GCHQ and the US National Security Agency (NSA) reportedly stole confidential encryption codes from Gemalto in an attempt to tap in to mobile phone data around the world, according to the latest set of leaked intelligence documents.

US news website Intercept exposed the alleged hack last week after whistleblower Edward Snowden passed on secret documents.

Intercept said GCHQ targeted the codes to allow them to unscramble data that passes between mobile phones and cell towers and listen in to calls, texts or emails.

Following an investigation, Gemalto, a market leader in the manufacture of Sim cards, said it detected “two particularly sophisticated intrusions which could be related to the operation” in 2010 and 2011.

It said: “The investigation into the intrusion methods described in the document and the sophisticated attacks that Gemalto detected in 2010 and 2011 give us reasonable grounds to believe that an operation by NSA and GCHQ probably happened.

“The attacks against Gemalto only breached its office networks and could not have resulted in a massive theft of Sim encryption keys.

“In the case of an eventual key theft, the intelligence services would only be able to spy on communications on second generation 2G mobile networks. 3G and 4G networks are not vulnerable to this type of attack.

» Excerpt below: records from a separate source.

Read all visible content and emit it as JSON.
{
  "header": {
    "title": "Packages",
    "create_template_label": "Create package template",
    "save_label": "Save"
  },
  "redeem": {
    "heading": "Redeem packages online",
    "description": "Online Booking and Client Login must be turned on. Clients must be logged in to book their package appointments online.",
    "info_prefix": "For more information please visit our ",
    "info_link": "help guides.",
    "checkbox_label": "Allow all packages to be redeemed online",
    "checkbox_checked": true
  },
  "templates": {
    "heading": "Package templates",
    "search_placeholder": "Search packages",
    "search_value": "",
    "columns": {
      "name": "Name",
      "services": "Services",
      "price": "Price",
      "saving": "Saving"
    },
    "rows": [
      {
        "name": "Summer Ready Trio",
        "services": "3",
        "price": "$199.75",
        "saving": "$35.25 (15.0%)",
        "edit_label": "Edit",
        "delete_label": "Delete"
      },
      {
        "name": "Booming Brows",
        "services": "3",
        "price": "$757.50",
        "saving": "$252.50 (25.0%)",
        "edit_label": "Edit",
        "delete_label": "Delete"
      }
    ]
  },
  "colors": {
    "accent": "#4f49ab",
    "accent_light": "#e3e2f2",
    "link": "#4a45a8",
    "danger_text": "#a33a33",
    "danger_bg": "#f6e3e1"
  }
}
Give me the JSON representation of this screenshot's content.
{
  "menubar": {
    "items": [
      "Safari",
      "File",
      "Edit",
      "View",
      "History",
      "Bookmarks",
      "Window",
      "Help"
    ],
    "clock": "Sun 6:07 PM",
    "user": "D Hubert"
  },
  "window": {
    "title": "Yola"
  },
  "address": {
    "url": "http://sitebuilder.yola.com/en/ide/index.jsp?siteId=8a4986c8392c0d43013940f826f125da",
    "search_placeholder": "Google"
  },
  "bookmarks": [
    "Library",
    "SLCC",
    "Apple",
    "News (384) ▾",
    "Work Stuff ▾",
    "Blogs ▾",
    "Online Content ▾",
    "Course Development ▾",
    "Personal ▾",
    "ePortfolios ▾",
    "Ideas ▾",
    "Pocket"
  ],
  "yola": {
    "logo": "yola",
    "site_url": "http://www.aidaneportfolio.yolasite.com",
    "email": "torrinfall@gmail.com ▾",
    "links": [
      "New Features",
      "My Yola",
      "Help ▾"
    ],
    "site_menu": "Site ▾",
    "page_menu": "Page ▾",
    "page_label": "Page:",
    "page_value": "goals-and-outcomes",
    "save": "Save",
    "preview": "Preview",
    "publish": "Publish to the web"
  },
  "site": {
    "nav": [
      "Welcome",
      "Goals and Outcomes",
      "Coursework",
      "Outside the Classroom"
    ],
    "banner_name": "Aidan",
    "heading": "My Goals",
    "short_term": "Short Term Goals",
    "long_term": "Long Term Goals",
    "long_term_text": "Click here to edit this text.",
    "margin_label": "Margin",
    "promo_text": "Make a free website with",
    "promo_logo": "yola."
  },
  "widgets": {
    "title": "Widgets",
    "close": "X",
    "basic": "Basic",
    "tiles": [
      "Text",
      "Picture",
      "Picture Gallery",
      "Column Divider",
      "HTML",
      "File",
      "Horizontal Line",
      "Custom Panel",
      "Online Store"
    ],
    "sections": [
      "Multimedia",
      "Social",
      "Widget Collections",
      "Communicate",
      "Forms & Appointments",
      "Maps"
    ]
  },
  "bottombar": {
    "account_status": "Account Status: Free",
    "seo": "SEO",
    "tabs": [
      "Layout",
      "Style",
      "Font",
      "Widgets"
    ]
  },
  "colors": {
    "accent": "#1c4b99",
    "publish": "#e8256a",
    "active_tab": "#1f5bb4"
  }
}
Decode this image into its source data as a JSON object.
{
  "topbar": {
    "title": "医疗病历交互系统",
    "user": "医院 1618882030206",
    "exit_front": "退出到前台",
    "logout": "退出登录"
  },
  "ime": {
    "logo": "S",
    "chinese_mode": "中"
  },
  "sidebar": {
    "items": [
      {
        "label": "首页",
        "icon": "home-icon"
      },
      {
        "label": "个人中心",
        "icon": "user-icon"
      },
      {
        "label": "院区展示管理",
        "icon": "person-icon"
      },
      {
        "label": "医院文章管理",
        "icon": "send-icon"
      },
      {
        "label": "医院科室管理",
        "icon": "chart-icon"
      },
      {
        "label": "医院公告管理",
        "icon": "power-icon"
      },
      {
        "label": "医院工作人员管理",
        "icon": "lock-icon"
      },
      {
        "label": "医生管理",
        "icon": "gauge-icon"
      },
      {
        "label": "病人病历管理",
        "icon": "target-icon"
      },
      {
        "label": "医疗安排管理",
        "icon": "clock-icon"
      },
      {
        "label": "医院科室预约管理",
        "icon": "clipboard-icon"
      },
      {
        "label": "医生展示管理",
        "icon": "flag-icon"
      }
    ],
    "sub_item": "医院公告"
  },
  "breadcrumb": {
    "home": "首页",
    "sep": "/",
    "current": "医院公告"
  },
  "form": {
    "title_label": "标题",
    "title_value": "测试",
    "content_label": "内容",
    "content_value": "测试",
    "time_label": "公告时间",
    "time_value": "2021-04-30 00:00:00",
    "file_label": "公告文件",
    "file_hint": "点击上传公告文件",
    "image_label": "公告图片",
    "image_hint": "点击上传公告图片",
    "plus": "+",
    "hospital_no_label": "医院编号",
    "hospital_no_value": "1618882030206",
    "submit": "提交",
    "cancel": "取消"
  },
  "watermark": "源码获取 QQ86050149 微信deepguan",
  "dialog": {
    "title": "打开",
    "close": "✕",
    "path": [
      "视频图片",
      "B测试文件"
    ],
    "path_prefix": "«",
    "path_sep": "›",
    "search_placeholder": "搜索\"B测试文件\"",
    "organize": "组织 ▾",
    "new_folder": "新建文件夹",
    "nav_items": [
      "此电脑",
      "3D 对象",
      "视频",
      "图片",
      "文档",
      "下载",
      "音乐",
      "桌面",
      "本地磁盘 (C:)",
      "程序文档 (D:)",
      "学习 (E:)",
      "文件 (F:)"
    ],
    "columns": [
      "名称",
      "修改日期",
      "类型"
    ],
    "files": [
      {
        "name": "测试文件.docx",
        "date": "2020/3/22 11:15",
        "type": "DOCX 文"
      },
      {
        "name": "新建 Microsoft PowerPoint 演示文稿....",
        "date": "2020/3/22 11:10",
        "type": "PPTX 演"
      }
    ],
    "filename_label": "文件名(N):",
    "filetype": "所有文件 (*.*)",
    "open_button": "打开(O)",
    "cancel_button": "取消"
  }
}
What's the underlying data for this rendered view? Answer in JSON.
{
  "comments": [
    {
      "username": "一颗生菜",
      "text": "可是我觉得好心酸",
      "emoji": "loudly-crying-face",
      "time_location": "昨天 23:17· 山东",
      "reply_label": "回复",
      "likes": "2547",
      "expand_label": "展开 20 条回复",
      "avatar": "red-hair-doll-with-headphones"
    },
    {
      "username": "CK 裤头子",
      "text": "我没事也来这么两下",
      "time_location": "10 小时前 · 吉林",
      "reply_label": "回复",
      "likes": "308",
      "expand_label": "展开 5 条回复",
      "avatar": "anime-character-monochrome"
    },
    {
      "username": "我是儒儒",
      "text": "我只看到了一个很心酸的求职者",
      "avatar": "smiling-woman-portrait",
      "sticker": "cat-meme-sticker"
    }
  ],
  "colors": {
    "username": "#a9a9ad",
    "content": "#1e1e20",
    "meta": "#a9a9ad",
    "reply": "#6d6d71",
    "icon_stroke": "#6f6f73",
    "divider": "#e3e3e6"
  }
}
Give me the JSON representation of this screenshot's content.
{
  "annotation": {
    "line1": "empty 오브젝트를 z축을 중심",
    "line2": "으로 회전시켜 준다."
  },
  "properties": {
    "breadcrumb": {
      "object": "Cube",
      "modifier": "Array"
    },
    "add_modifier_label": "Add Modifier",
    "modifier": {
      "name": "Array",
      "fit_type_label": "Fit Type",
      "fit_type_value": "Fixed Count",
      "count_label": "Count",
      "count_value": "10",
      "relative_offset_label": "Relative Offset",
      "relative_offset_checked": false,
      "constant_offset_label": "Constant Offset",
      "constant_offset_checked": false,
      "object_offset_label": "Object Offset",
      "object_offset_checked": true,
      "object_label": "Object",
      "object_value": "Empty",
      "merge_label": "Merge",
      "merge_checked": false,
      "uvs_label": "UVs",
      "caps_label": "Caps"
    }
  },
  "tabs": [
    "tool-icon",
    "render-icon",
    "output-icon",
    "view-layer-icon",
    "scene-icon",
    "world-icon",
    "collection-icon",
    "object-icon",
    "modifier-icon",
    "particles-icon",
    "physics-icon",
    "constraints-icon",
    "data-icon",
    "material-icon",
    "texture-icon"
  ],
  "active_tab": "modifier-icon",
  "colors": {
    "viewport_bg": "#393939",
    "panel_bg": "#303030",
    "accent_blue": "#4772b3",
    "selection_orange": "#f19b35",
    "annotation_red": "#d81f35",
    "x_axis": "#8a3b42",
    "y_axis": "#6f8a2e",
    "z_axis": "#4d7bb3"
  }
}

“None of our other products were impacted by this attack.”

The company also criticised the spy agencies for targeting them despite having “no grounds for suspicion”.

“…we are conscious that the most eminent state agencies, especially when they work together, have resources and legal support that go far beyond that of typical hackers and criminal organisations,” it said.

“And we are concerned that they could be involved in such indiscriminate operations against private companies with no grounds for suspicion.”

Gemalto is believed to be one of the world’s largest manufacturers of Sim cards and supplies service providers with encryption codes to keep the data on each phone private.

The question of state surveillance of communications was thrust into the spotlight after former NSA intelligence worker Snowden exposed documents of secret mass data collection programmes run by the US and UK authorities.

Emma Carr, director of Big Brother Watch, said: “The spy agencies should not be able to carry out untargeted fishing trip operations.

“The Government needs to be very clear about whether this operation was authorised and whether there was adequate grounds for suspicion.”